In the first version you had to remove the battery pack to change the game cartridge, for God’s sake, proving that even to the designers the concept of somebody actually wanting to play games on the thing would be a rare and unforeseen occurrence. They fixed that in later versions, but when you need user feedback to get the “insert game cartridge into game console” step right you’ll need ten thousand iterations to get as far as the Atari 2600.
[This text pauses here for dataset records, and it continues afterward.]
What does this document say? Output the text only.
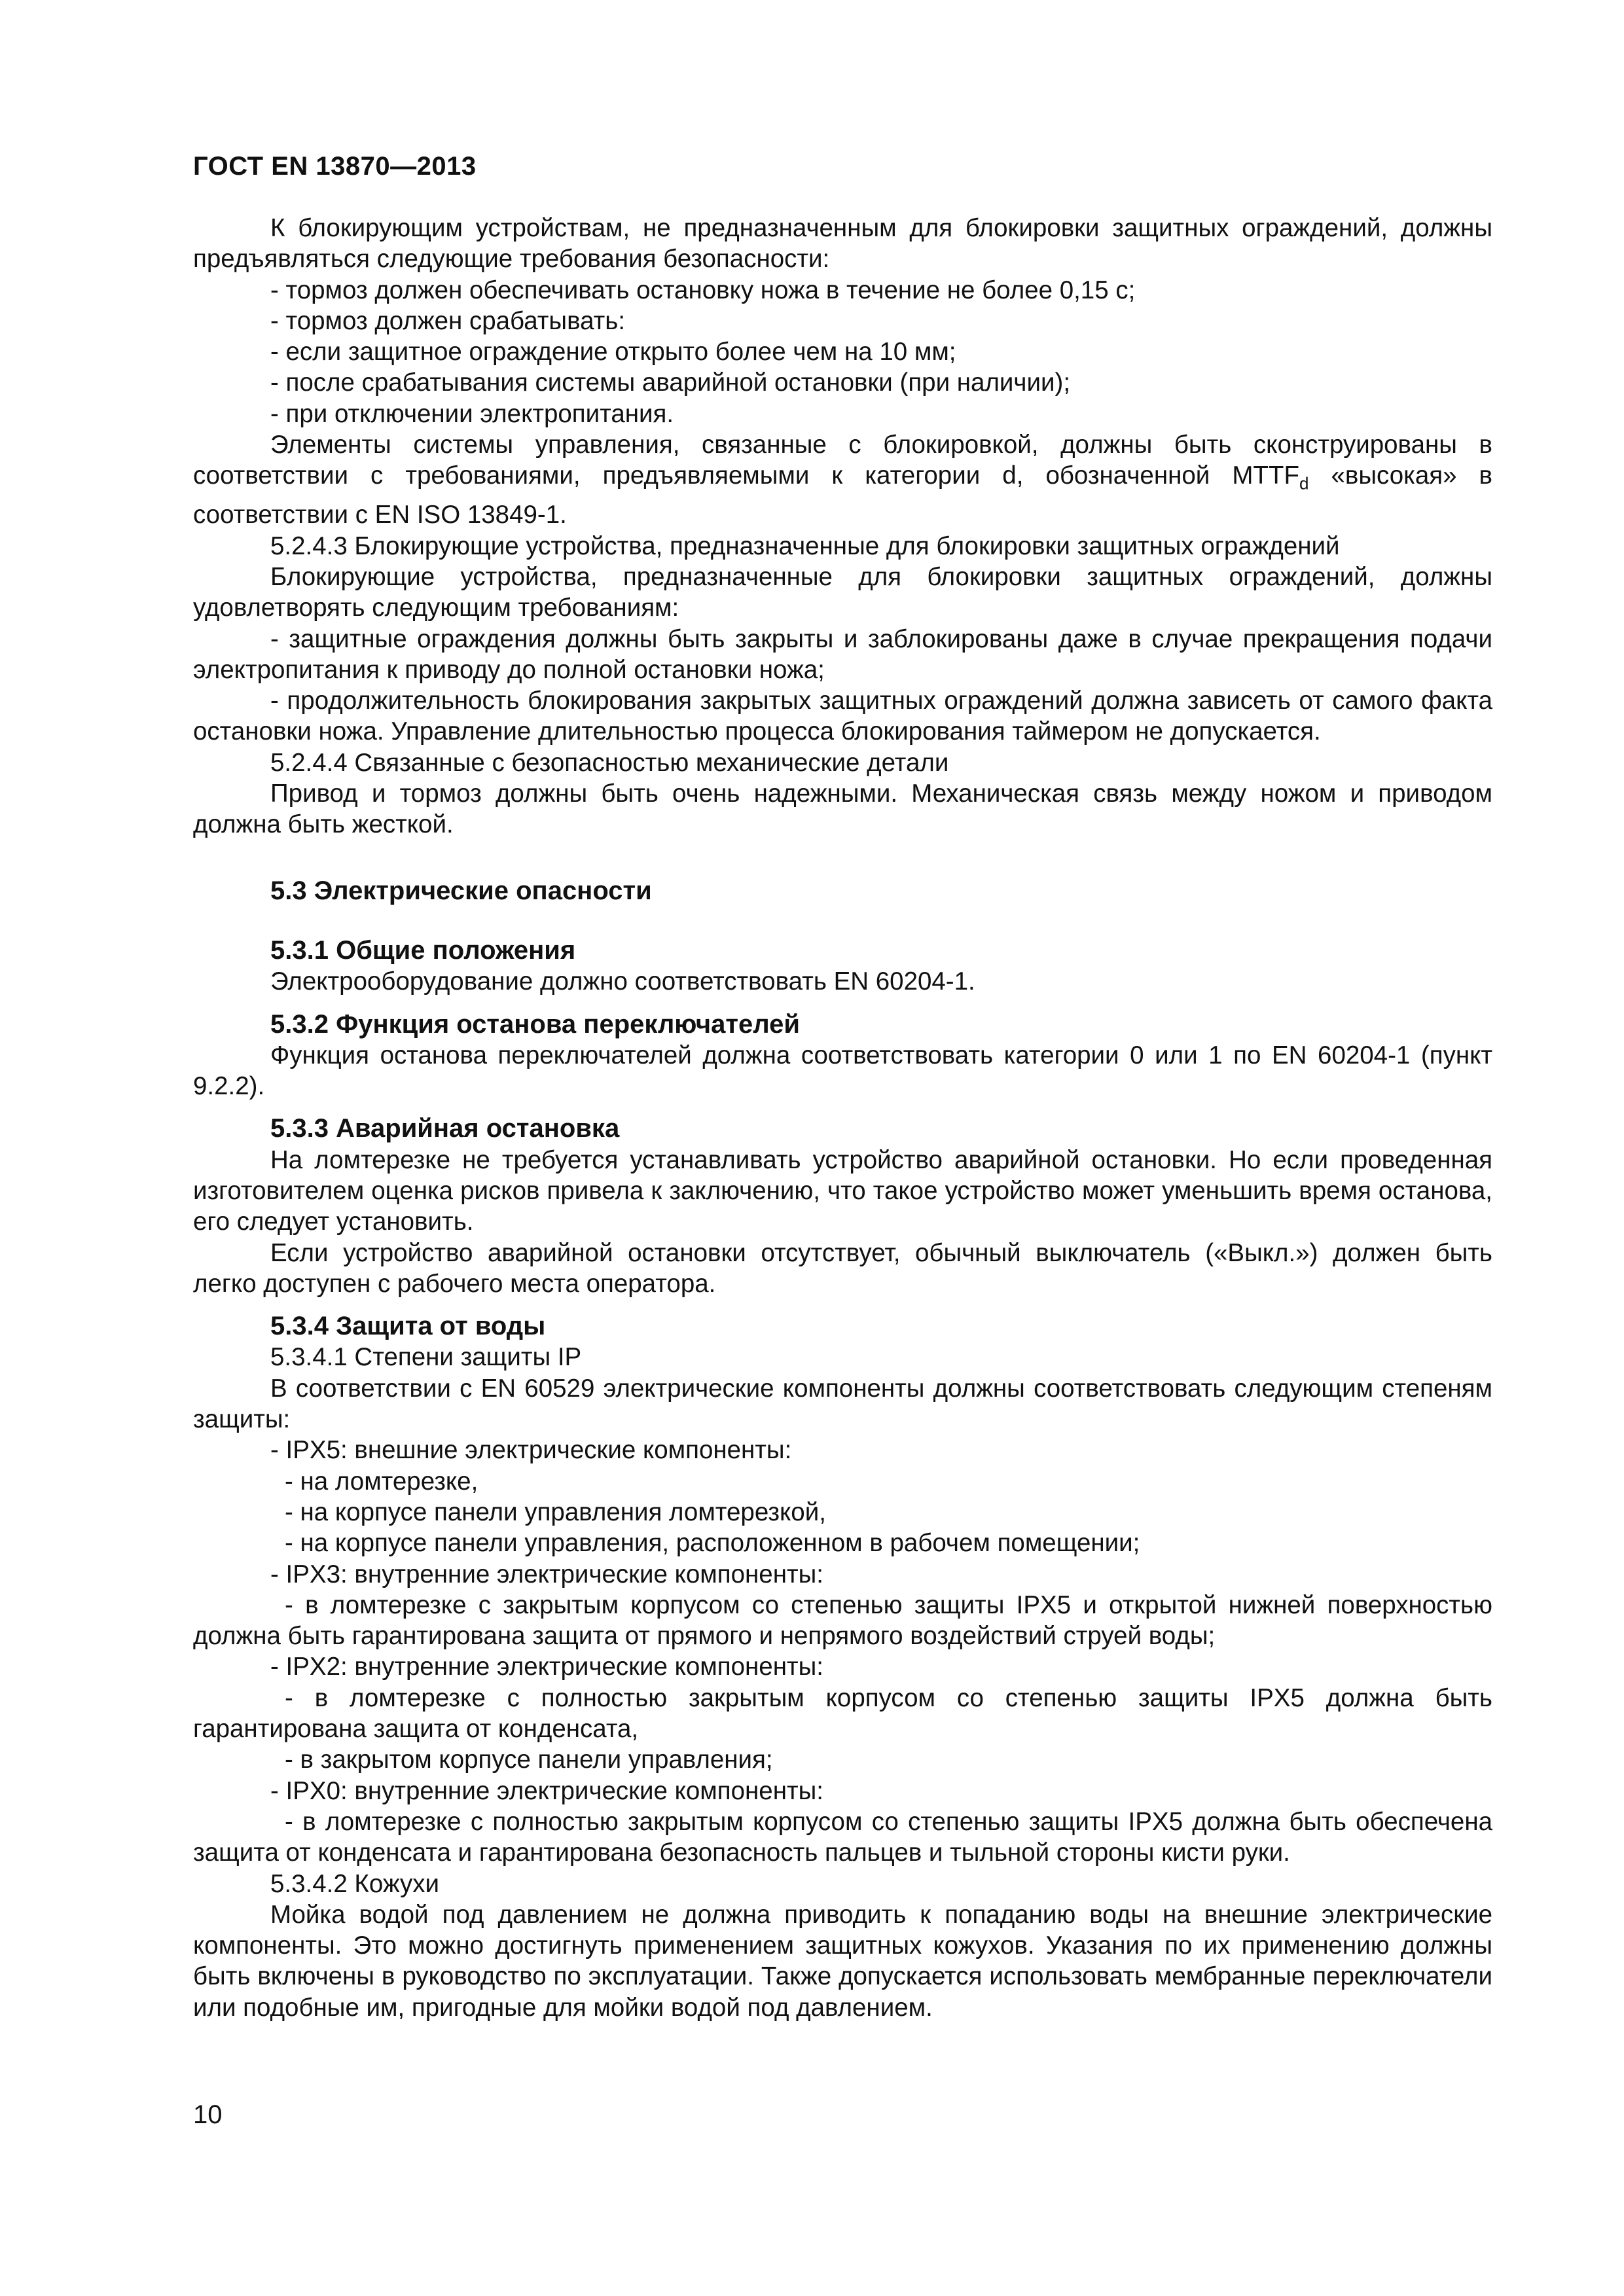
ГОСТ EN 13870—2013

К блокирующим устройствам, не предназначенным для блокировки защитных ограждений, должны предъявляться следующие требования безопасности:

- тормоз должен обеспечивать остановку ножа в течение не более 0,15 с;

- тормоз должен срабатывать:

- если защитное ограждение открыто более чем на 10 мм;

- после срабатывания системы аварийной остановки (при наличии);

- при отключении электропитания.

Элементы системы управления, связанные с блокировкой, должны быть сконструированы в соответствии с требованиями, предъявляемыми к категории d, обозначенной $MTTF_d$ «высокая» в соответствии с EN ISO 13849-1.

5.2.4.3 Блокирующие устройства, предназначенные для блокировки защитных ограждений

Блокирующие устройства, предназначенные для блокировки защитных ограждений, должны удовлетворять следующим требованиям:

- защитные ограждения должны быть закрыты и заблокированы даже в случае прекращения подачи электропитания к приводу до полной остановки ножа;

- продолжительность блокирования закрытых защитных ограждений должна зависеть от самого факта остановки ножа. Управление длительностью процесса блокирования таймером не допускается.

5.2.4.4 Связанные с безопасностью механические детали

Привод и тормоз должны быть очень надежными. Механическая связь между ножом и приводом должна быть жесткой.

5.3 Электрические опасности

5.3.1 Общие положения

Электрооборудование должно соответствовать EN 60204-1.

5.3.2 Функция останова переключателей

Функция останова переключателей должна соответствовать категории 0 или 1 по EN 60204-1 (пункт 9.2.2).

5.3.3 Аварийная остановка

На ломтерезке не требуется устанавливать устройство аварийной остановки. Но если проведенная изготовителем оценка рисков привела к заключению, что такое устройство может уменьшить время останова, его следует установить.

Если устройство аварийной остановки отсутствует, обычный выключатель («Выкл.») должен быть легко доступен с рабочего места оператора.

5.3.4 Защита от воды

5.3.4.1 Степени защиты IP

В соответствии с EN 60529 электрические компоненты должны соответствовать следующим степеням защиты:

- IPX5: внешние электрические компоненты:

- на ломтерезке,

- на корпусе панели управления ломтерезкой,

- на корпусе панели управления, расположенном в рабочем помещении;

- IPX3: внутренние электрические компоненты:

- в ломтерезке с закрытым корпусом со степенью защиты IPX5 и открытой нижней поверхностью должна быть гарантирована защита от прямого и непрямого воздействий струей воды;

- IPX2: внутренние электрические компоненты:

- в ломтерезке с полностью закрытым корпусом со степенью защиты IPX5 должна быть гарантирована защита от конденсата,

- в закрытом корпусе панели управления;

- IPX0: внутренние электрические компоненты:

- в ломтерезке с полностью закрытым корпусом со степенью защиты IPX5 должна быть обеспечена защита от конденсата и гарантирована безопасность пальцев и тыльной стороны кисти руки.

5.3.4.2 Кожухи

Мойка водой под давлением не должна приводить к попаданию воды на внешние электрические компоненты. Это можно достигнуть применением защитных кожухов. Указания по их применению должны быть включены в руководство по эксплуатации. Также допускается использовать мембранные переключатели или подобные им, пригодные для мойки водой под давлением.

10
In their defense, the N-Gage is abandoning hardware and focusing on software this time round, raising the chance that it might be only half crap. But when the launch lineup includes such flagship titles as “Another Breakout clone! As seen on every other mobile phone, flash-enabled browser, or DOS capable box since the beginning of time!”, it’s not exactly engaging the competitive games market guns blazing.
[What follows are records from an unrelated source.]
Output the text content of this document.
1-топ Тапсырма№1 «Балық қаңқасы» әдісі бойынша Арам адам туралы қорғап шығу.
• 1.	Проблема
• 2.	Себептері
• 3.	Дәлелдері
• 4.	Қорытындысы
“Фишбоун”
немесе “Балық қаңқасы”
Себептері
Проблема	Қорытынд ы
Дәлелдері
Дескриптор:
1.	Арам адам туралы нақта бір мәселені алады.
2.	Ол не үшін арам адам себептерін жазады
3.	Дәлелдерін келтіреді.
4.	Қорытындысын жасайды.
Gregg Sauter is excited to announce Crash Bandicoot will lead some exclusive titles, and that’s very cute, because he’s the only person excited about Crash in the world. And that’s because it’s his job.
Crash is a hangover from the “Let’s make a cash-spinning mascot!” craze of the nineties. The only thing stopping him from being the worst ‘zany’ character ever is the fact that Bubsy the Bobcat is still being tortured in the deepest spike filled pit of platform gaming hell.
It’s strange the a company so technologically advanced and media-focused as Nokia could be so blind. The could really make a gaming delivery platform work, but they need to change the name. Maybe to something like “Game delivery in no way associated with the N-Gage, in any sense, shape, or form. We fired all those guys and burned their notes.”